Cocoa farmers break cocoa pods in a plantation near Guiglo, western Ivory Coast, on October 10, 2020. – Last week President of Ivory Coast Alassane Ouattara anounced an increase of the price of cocoa from from 825 to 1,000 CFA francs (from $1.48 to $1.79) a kilo ahead of the country’s October 31, 2020, presidential election. (Photo by Issouf SANOGO / AFP)

Les deux multinationales auraient refusé de payer la prime spéciale de 400 dollars pour les planteurs négociée l’an dernier et suspendu les programmes de certification de Hershey. Des allégations que Hershey et Mars nient catégoriquement.

La Côte d’Ivoire et le Ghana, les deux premiers producteurs mondiaux de cacao, ont accusé lundi les multinationales Hershey et Mars de refuser de payer la prime spéciale pour les planteurs négociée l’an dernier et suspendu les programmes de certification de Hershey, dans un courrier et un communiqué.

Le Conseil Café Cacao (CCC) de Côte d’Ivoire et le Ghana Cocoa Board (Cocobod), les organes de régulation des filières cacao de ces deux pays ouest-africains qui produisent ensemble les deux tiers du cacao mondial, reprochent à ces grandes compagnies chocolatières américaines d’acheter du cacao ou du beurre de cacao sans payer le différentiel de revenu décent (DRD). Il s’agit d’une prime de 400 dollars par tonne de cacao, en sus du prix du marché, destinée à mieux rémunérer les planteurs de cacao dont beaucoup vivent dans la misère.

L’achat par Hershey d’importantes quantités de cacao sur le marché boursier américain « indique clairement votre intention d’éviter de payer le Living differential income » (traduction en anglais du DRD), ont écrit le CCC et le Cocobod dans un courrier commun adressé à cette compagnie. Le CCC et le Cocobod « n’ont en conséquence pas d’autre choix que de suspendre tous les programmes de certification » de Hershey en Côte d’Ivoire et au Ghana.

Les programmes de certification des chocolatiers visent à garantir qu’ils achètent du cacao « durable » respectant des critères de production éthiques (n’entrainant pas de déforestation ou ne recourant pas au travail des enfants notamment). Ils sont un élément de communication et de marketing important en direction des consommateurs occidentaux.

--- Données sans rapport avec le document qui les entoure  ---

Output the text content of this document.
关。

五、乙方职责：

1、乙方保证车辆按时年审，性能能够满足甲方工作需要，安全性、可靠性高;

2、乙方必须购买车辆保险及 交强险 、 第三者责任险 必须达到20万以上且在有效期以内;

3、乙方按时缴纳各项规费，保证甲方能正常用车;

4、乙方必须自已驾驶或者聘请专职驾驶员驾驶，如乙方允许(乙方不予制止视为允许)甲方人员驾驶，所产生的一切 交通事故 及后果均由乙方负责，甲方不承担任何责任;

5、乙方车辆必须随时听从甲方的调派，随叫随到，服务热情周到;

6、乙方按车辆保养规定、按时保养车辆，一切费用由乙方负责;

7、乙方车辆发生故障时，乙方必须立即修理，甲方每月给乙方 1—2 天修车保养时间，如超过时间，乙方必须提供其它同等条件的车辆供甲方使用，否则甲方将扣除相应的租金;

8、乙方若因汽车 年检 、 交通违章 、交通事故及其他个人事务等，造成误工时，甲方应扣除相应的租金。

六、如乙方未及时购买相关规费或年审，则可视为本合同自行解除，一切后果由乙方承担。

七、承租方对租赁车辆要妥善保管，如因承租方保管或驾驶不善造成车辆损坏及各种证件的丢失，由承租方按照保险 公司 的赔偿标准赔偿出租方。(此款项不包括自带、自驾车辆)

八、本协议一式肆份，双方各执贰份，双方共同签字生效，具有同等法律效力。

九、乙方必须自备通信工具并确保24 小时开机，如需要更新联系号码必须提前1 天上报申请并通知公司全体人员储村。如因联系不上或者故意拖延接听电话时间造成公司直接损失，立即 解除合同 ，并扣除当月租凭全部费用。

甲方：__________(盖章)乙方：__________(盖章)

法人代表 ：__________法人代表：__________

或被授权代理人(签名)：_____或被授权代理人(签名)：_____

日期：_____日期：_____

« Il est évident que des compagnies comme Mars reviennent discrètement » sur leur promesse de paiement du DRD, affirment le CCC et le Cocobod dans un autre courrier adressé cette fois au Cocoa Merchants Associaton of America (le syndicat des industriels américains du cacao/chocolat), accusant plus précisément dans un communiqué séparé le producteur des célèbres barres chocolatées d’avoir modifié une large partie de ses approvisionnements en beurre de cacao pour éviter de verser la prime aux producteurs.

Alors que ces compagnies s’étaient engagées à payer le DRD négocié en 2019 entre les pays producteurs et les multinationales du cacao et du chocolat, le CCC et le Cocobod dénoncent « une rupture de confiance » et même « un complot » contre ce système mis en place pour mieux rémunérer « trois millions de planteurs ouest-africains ».

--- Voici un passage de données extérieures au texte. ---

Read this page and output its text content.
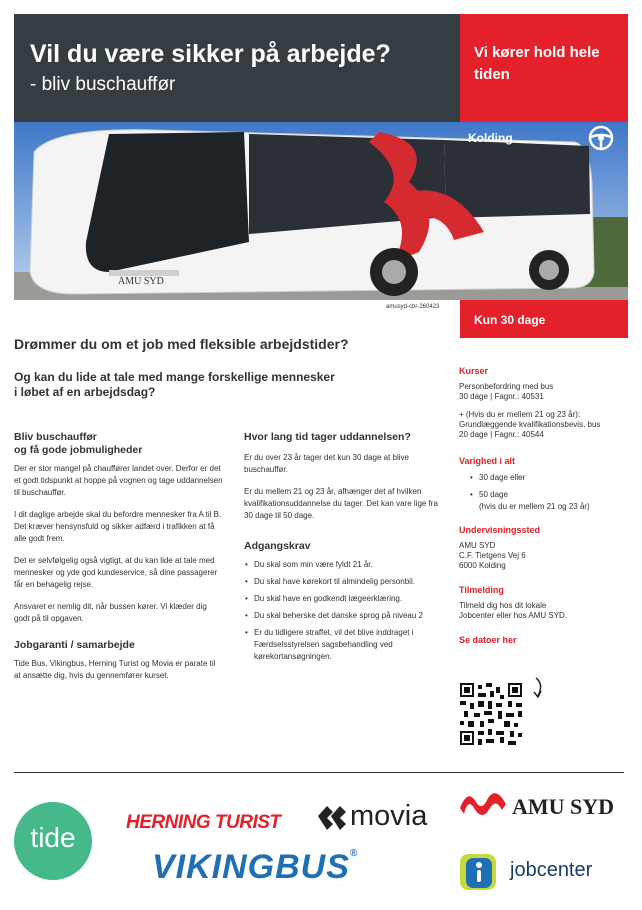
Vil du være sikker på arbejde?
- bliv buschauffør
Vi kører hold hele tiden
AMU SYD
AMU SYD
Kolding
amusyd-cbr-260423
Kun 30 dage
Drømmer du om et job med fleksible arbejdstider?
Og kan du lide at tale med mange forskellige mennesker
i løbet af en arbejdsdag?
Bliv buschauffør
og få gode jobmuligheder

Der er stor mangel på chauffører landet over. Derfor er det et godt tidspunkt at hoppe på vognen og tage uddannelsen til buschauffør.

I dit daglige arbejde skal du befordre mennesker fra A til B. Det kræver hensynsfuld og sikker adfærd i trafikken at få alle godt frem.

Det er selvfølgelig også vigtigt, at du kan lide at tale med mennesker og yde god kundeservice, så dine passagerer får en behagelig rejse.

Ansvaret er nemlig dit, når bussen kører. Vi klæder dig godt på til opgaven.

Jobgaranti / samarbejde

Tide Bus, Vikingbus, Herning Turist og Movia er parate til at ansætte dig, hvis du gennemfører kurset.

Hvor lang tid tager uddannelsen?

Er du over 23 år tager det kun 30 dage at blive buschauffør.

Er du mellem 21 og 23 år, afhænger det af hvilken kvalifikationsuddannelse du tager. Det kan vare lige fra 30 dage til 50 dage.

Adgangskrav
• Du skal som min være fyldt 21 år.
• Du skal have kørekort til almindelig personbil.
• Du skal have en godkendt lægeerklæring.
• Du skal beherske det danske sprog på niveau 2
• Er du tidligere straffet, vil det blive inddraget i Færdselsstyrelsen sagsbehandling ved kørekortansøgningen.
Kurser

Personbefordring med bus

30 dage | Fagnr.: 40531

+ (Hvis du er mellem 21 og 23 år):

Grundlæggende kvalifikationsbevis, bus

20 dage | Fagnr.: 40544

Varighed i alt
• 30 dage eller
• 50 dage
(hvis du er mellem 21 og 23 år)
Undervisningssted

AMU SYD

C.F. Tietgens Vej 6

6000 Kolding

Tilmelding

Tilmeld dig hos dit lokale

Jobcenter eller hos AMU SYD.

Se datoer her
tide	HERNING TURIST movia	AMU SYD
VIKINGBUS®
jobcenter
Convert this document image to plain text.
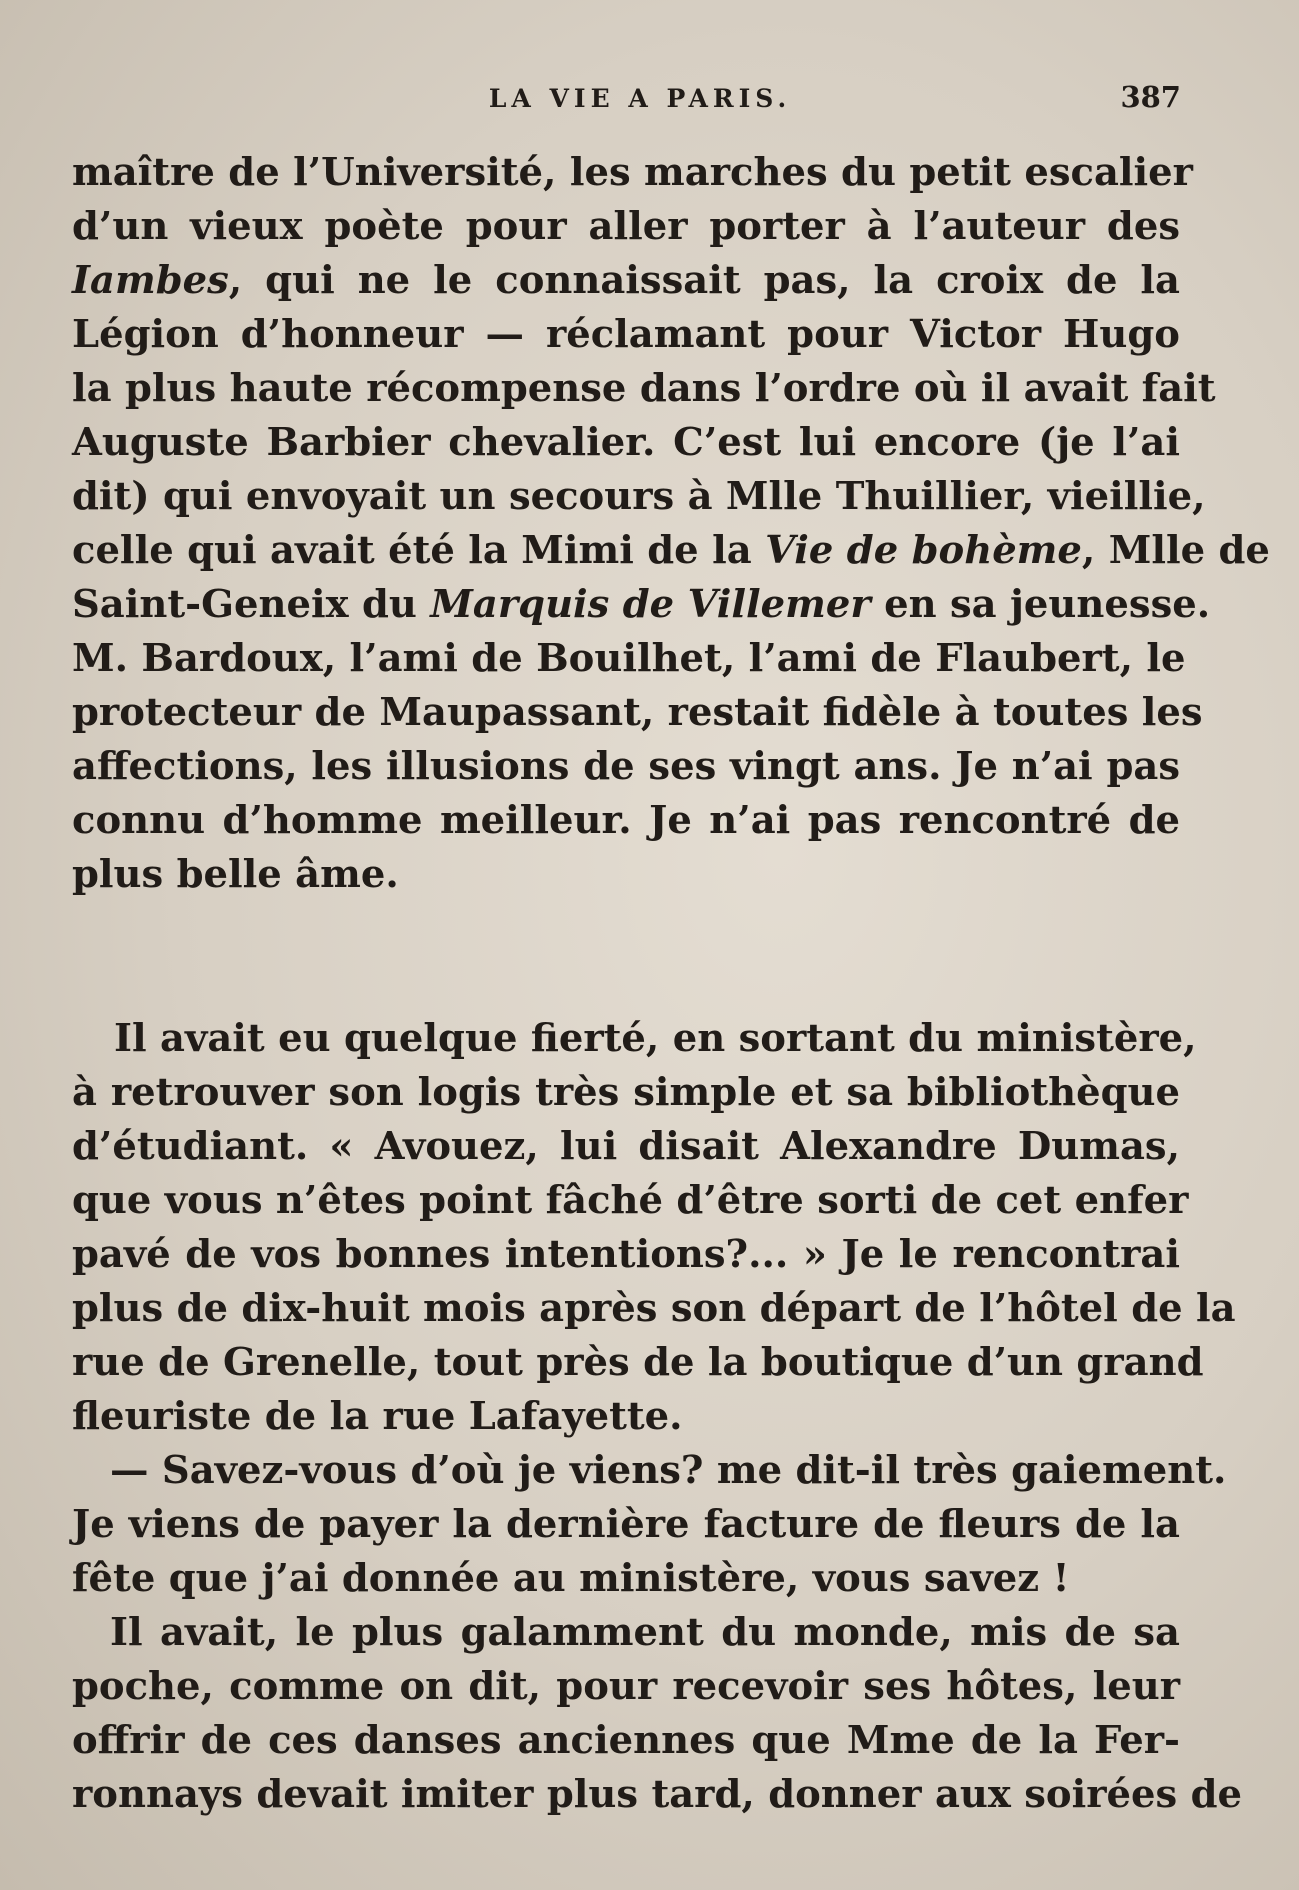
LA VIE A PARIS.	387
maître de l’Université, les marches du petit escalier
d’un vieux poète pour aller porter à l’auteur des
Iambes, qui ne le connaissait pas, la croix de la
Légion d’honneur — réclamant pour Victor Hugo
la plus haute récompense dans l’ordre où il avait fait
Auguste Barbier chevalier. C’est lui encore (je l’ai
dit) qui envoyait un secours à Mlle Thuillier, vieillie,
celle qui avait été la Mimi de la Vie de bohème, Mlle de
Saint-Geneix du Marquis de Villemer en sa jeunesse.
M. Bardoux, l’ami de Bouilhet, l’ami de Flaubert, le
protecteur de Maupassant, restait fidèle à toutes les
affections, les illusions de ses vingt ans. Je n’ai pas
connu d’homme meilleur. Je n’ai pas rencontré de
plus belle âme.
Il avait eu quelque fierté, en sortant du ministère,
à retrouver son logis très simple et sa bibliothèque
d’étudiant. « Avouez, lui disait Alexandre Dumas,
que vous n’êtes point fâché d’être sorti de cet enfer
pavé de vos bonnes intentions?... » Je le rencontrai
plus de dix-huit mois après son départ de l’hôtel de la
rue de Grenelle, tout près de la boutique d’un grand
fleuriste de la rue Lafayette.
— Savez-vous d’où je viens? me dit-il très gaiement.
Je viens de payer la dernière facture de fleurs de la
fête que j’ai donnée au ministère, vous savez !
Il avait, le plus galamment du monde, mis de sa
poche, comme on dit, pour recevoir ses hôtes, leur
offrir de ces danses anciennes que Mme de la Fer-
ronnays devait imiter plus tard, donner aux soirées de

Hershey a jugé auprès de l’AFP « regrettable » le « communiqué mensonger » du CCC et du Cocobod, estimant qu’ils « compromettent des programmes essentiels qui bénéficient directement aux planteurs de cacao ».

Le groupe Mars Wrigley a « catégoriquement démenti ces allégations » et affirmé « soutenir » le DRD, ainsi qu’œuvrer par ses programmes de certification à « une nouvelle approche pour augmenter les revenus des planteurs de cacao », dans un communiqué.